= Waterhen Lake First Nation =

Cree First Nation band government

Waterhen Lake First Nation (ᓯᐦᑭᐦᑊ ᓵᑲᐦᐃᑲᓂᕽ sihkihp sâkahikanihk) is a Cree First Nation band government located in northwestern Saskatchewan, Canada. As of October 2018 the total membership of the Waterhen Lake First Nation was 2,053. There were 983 members living on reserve, 2 on Crown Land and 1,068 members living off reserve. The First Nation is a member of the MLTC Program Services, a regional tribal Chiefs' Council. The First Nation is also a signatory to the Adhesion to Treaty 6 in 1921.

==Government==
The current elected leadership of the community consists of Chief Blaine Fiddler (2nd Term - Former Councillor) and six Councillors:
Dean Martell (1st Term), Carol Bernard (Former Chief - 1st Term Council), Gordon Ernest (1st Term), Karnella Fiddler (3rd Term), David Fleury (3rd Term), and Peter Bouvier (2nd Term). Their current elected term expires on December 23, 2024. Waterhen Lake First Nation is currently under Indian Act Election codes and thus has a new election every 2 years - rather than 3 or 4 as most democratic institutions operate.

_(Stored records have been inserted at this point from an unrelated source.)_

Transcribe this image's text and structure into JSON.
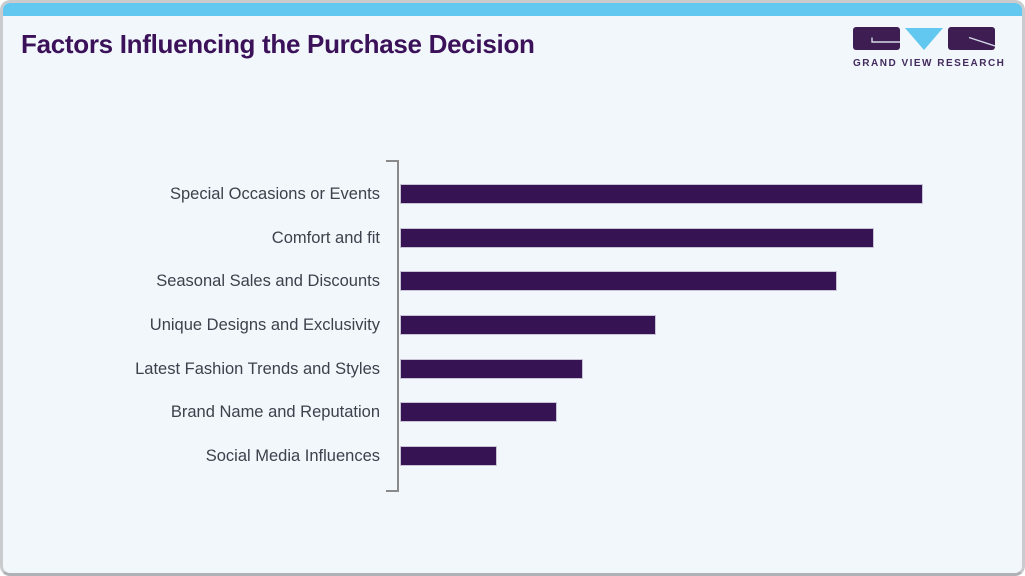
{
  "header": {
    "title": "Factors Influencing the Purchase Decision",
    "logo_text": "GRAND VIEW RESEARCH"
  },
  "colors": {
    "accent_blue": "#62C8EF",
    "title_purple": "#3B1159",
    "bar_purple": "#361353",
    "bar_edge": "#C9C3D6",
    "logo_purple": "#3E1D52",
    "card_background": "#F2F7FB",
    "card_border": "#C9CBCE",
    "axis_gray": "#8A8A8A",
    "label_gray": "#3D414B"
  },
  "chart_data": {
    "type": "bar",
    "orientation": "horizontal",
    "title": "Factors Influencing the Purchase Decision",
    "categories": [
      "Special Occasions or Events",
      "Comfort and fit",
      "Seasonal Sales and Discounts",
      "Unique Designs and Exclusivity",
      "Latest Fashion Trends and Styles",
      "Brand Name and Reputation",
      "Social Media Influences"
    ],
    "values": [
      100,
      90.5,
      83.5,
      49,
      35,
      30,
      18.5
    ],
    "values_are_relative_estimates": true,
    "xlabel": "",
    "ylabel": "",
    "xlim": [
      0,
      120
    ],
    "grid": false,
    "legend": false,
    "data_labels": false,
    "bar_color": "#361353",
    "axis_color": "#8A8A8A"
  }
}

Assisting the elected officials in their duties is the current Band Manager Calvin Opikokew.

==Reserves==
Waterhen 130 is an Indian reserve about 39 km north of the city of Meadow Lake. It is 7,972.0 ha. in size. It is the sole reserve and community of the Waterhen Lake First Nation.

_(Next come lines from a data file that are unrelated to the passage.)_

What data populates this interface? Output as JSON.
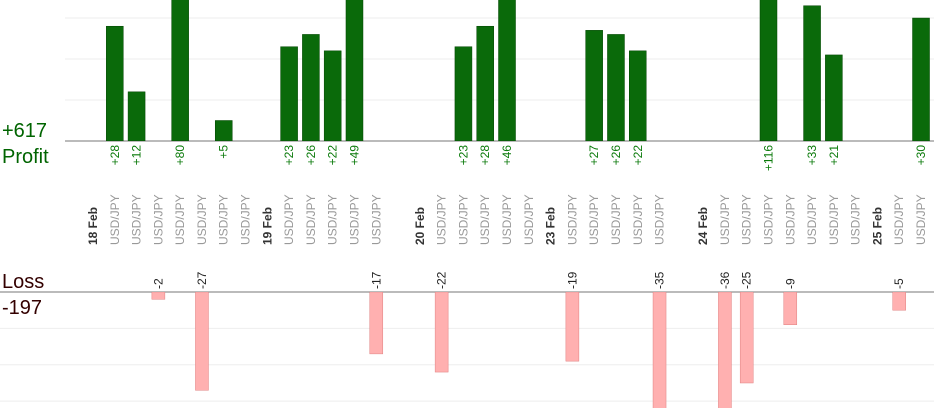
{
  "chart_data": [
    {
      "type": "bar",
      "total": 617,
      "total_label": "+617",
      "label": "Profit",
      "color": "#0a6a0a",
      "categories": [
        "18 Feb",
        "USD/JPY",
        "USD/JPY",
        "USD/JPY",
        "USD/JPY",
        "USD/JPY",
        "USD/JPY",
        "USD/JPY",
        "19 Feb",
        "USD/JPY",
        "USD/JPY",
        "USD/JPY",
        "USD/JPY",
        "USD/JPY",
        null,
        "20 Feb",
        "USD/JPY",
        "USD/JPY",
        "USD/JPY",
        "USD/JPY",
        "USD/JPY",
        "23 Feb",
        "USD/JPY",
        "USD/JPY",
        "USD/JPY",
        "USD/JPY",
        "USD/JPY",
        null,
        "24 Feb",
        "USD/JPY",
        "USD/JPY",
        "USD/JPY",
        "USD/JPY",
        "USD/JPY",
        "USD/JPY",
        "USD/JPY",
        "25 Feb",
        "USD/JPY",
        "USD/JPY"
      ],
      "values": [
        null,
        28,
        12,
        null,
        80,
        null,
        5,
        null,
        null,
        23,
        26,
        22,
        49,
        null,
        null,
        null,
        null,
        23,
        28,
        46,
        null,
        null,
        null,
        27,
        26,
        22,
        null,
        null,
        null,
        null,
        null,
        116,
        null,
        33,
        21,
        null,
        null,
        null,
        30
      ],
      "value_labels": [
        null,
        "+28",
        "+12",
        null,
        "+80",
        null,
        "+5",
        null,
        null,
        "+23",
        "+26",
        "+22",
        "+49",
        null,
        null,
        null,
        null,
        "+23",
        "+28",
        "+46",
        null,
        null,
        null,
        "+27",
        "+26",
        "+22",
        null,
        null,
        null,
        null,
        null,
        "+116",
        null,
        "+33",
        "+21",
        null,
        null,
        null,
        "+30"
      ],
      "ylim": [
        0,
        34.4
      ],
      "yticks": [
        0,
        10,
        20,
        30
      ],
      "grid": true
    },
    {
      "type": "bar",
      "total": -197,
      "label": "Loss",
      "color": "#ffb0b0",
      "values": [
        null,
        null,
        null,
        -2,
        null,
        -27,
        null,
        null,
        null,
        null,
        null,
        null,
        null,
        -17,
        null,
        null,
        -22,
        null,
        null,
        null,
        null,
        null,
        -19,
        null,
        null,
        null,
        -35,
        null,
        null,
        -36,
        -25,
        null,
        -9,
        null,
        null,
        null,
        null,
        -5,
        null
      ],
      "ylim": [
        -31.6,
        0
      ],
      "yticks": [
        -30,
        -20,
        -10,
        0
      ],
      "grid": true
    }
  ]
}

Within the reserve community there is a store, an arena, a water treatment facility, a school, a clinic, and Band and postal offices. The community is home to a health centre, a nursery to grade twelve school called Waweyekisik, a confectionery, and numerous other community facilities.

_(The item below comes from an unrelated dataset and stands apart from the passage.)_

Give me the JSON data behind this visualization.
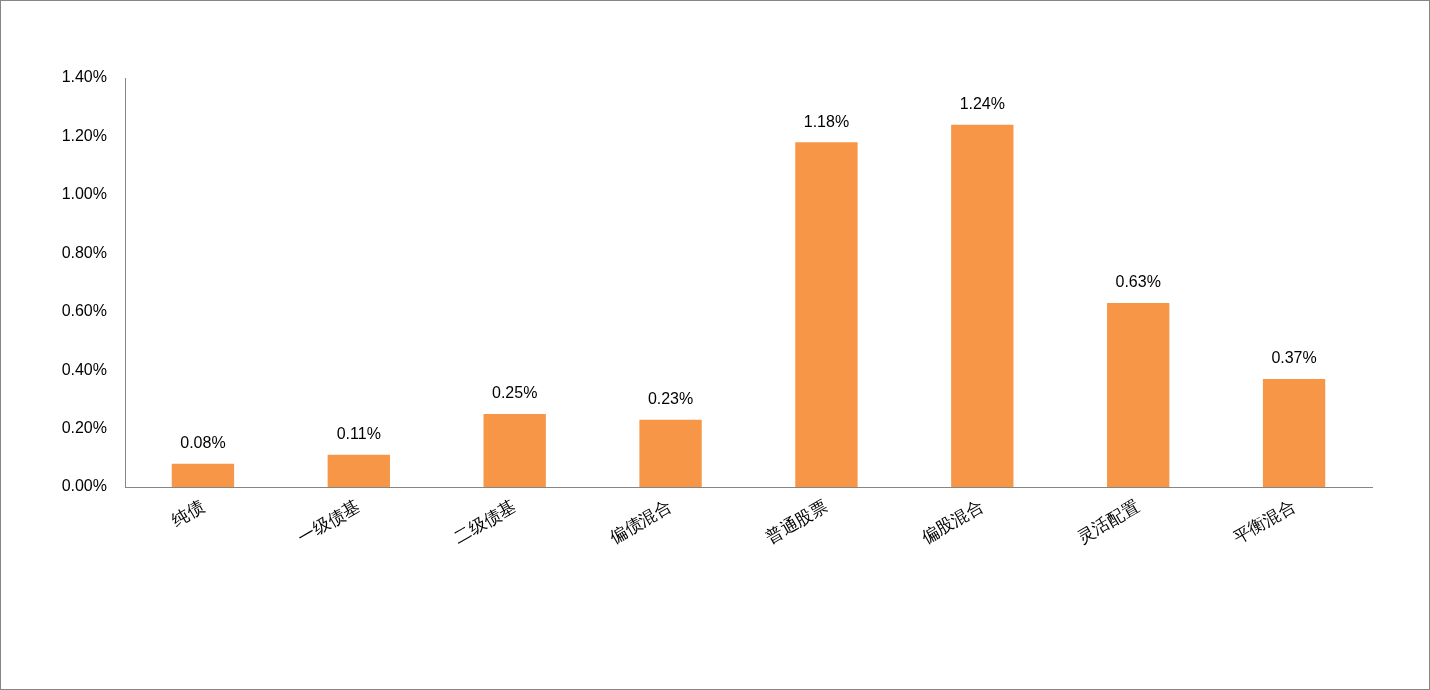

The community's economy relies heavily on the forestry industry in the region, as well as the tourism and farming industries. Waterhen Lake First Nation members have many established business operations including the band-owned M & N Resort on the shores of Waterhen Lake, eco-tourism guiding businesses.

With a population of approximately 1896 members, the Waterhen Lake First Nation serves its band members in the form of capital projects, health and social programming and cultural activities.